Business is going well and he’s not complaining.
“Thanks to the chamomile proceeds, I managed to pay off my school fees at Nanyuki High School and even enrolled in a sales and marketing course at Dedan Kimathi University.
“I have also bought several acres of land to invest in and bought my mother a three acre farm where I plan to build her a house. I am also the proud owner of a Toyota double cab thanks to the chamomile,” says Githaiga.
He farms at Dry Kiawara which is considered an arid and semi-arid area drawing water from the Ngareng’iro River.
Every day, Githaiga hires around ten people to help harvest the produce.
Considering the huge potential of chamomile, the farmer wants the Export Promotion Council to help him get a direct overseas market.

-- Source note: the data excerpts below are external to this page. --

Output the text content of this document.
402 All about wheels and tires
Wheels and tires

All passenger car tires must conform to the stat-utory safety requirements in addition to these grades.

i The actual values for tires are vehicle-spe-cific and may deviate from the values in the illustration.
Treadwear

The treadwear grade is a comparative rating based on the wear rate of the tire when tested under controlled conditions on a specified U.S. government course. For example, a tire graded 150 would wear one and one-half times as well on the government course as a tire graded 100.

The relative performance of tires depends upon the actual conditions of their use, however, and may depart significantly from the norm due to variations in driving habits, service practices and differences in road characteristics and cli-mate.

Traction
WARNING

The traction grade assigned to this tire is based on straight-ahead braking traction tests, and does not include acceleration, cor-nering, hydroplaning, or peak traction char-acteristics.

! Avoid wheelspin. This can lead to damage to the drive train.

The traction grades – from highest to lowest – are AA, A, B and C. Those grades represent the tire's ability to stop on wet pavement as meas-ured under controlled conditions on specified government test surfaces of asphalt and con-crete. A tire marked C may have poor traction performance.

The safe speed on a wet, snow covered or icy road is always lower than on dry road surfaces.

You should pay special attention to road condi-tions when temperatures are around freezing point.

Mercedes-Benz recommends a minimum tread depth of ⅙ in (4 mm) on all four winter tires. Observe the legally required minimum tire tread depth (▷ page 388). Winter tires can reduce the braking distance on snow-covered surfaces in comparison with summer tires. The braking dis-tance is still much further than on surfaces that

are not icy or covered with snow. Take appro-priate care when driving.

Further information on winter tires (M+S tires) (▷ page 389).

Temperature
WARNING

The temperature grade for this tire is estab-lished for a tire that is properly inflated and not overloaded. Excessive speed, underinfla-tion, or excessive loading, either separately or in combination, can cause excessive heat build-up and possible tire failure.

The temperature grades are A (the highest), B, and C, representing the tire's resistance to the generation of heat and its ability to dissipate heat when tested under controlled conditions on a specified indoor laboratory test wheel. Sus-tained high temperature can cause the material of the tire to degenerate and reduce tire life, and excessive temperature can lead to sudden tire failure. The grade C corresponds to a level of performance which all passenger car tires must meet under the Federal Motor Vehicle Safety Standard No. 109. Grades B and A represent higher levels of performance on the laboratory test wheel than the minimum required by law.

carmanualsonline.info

Data from the Horticulture Directorate Statistics indicates that last year Kenya exported chamomile worth 1.6 million shillings in the six months of last year, out of the total herbal export earnings that reached 800 million shillings.
The plant is ranked in specialty teas in Ethiopia as one of the largest producers, producing a sweet, full-flower chamomile of exceptional quality. Kenya is lagging behind in factory production.
The increase in lifestyle-related diseases has led to an increase in a health-conscious population providing a ready market for chamomile tea.
According to Medical News, chamomile tea has long been used as a traditional folk remedy for a wide range of health conditions.
Nowadays, researchers are increasingly exploring its effectiveness in the management of diseases, including cancer and diabetes.
So far, research on the potency of chamomile tea has shown promise. However, studies vary, with some research proving clear benefits over alternative remedies, and others simply pointing to possibilities according to Medical News Today.
For most people, chamomile tea can be safely tried alongside other treatments, but it shouldn’t replace traditional medical treatments when people are suffering from serious illnesses, experts say.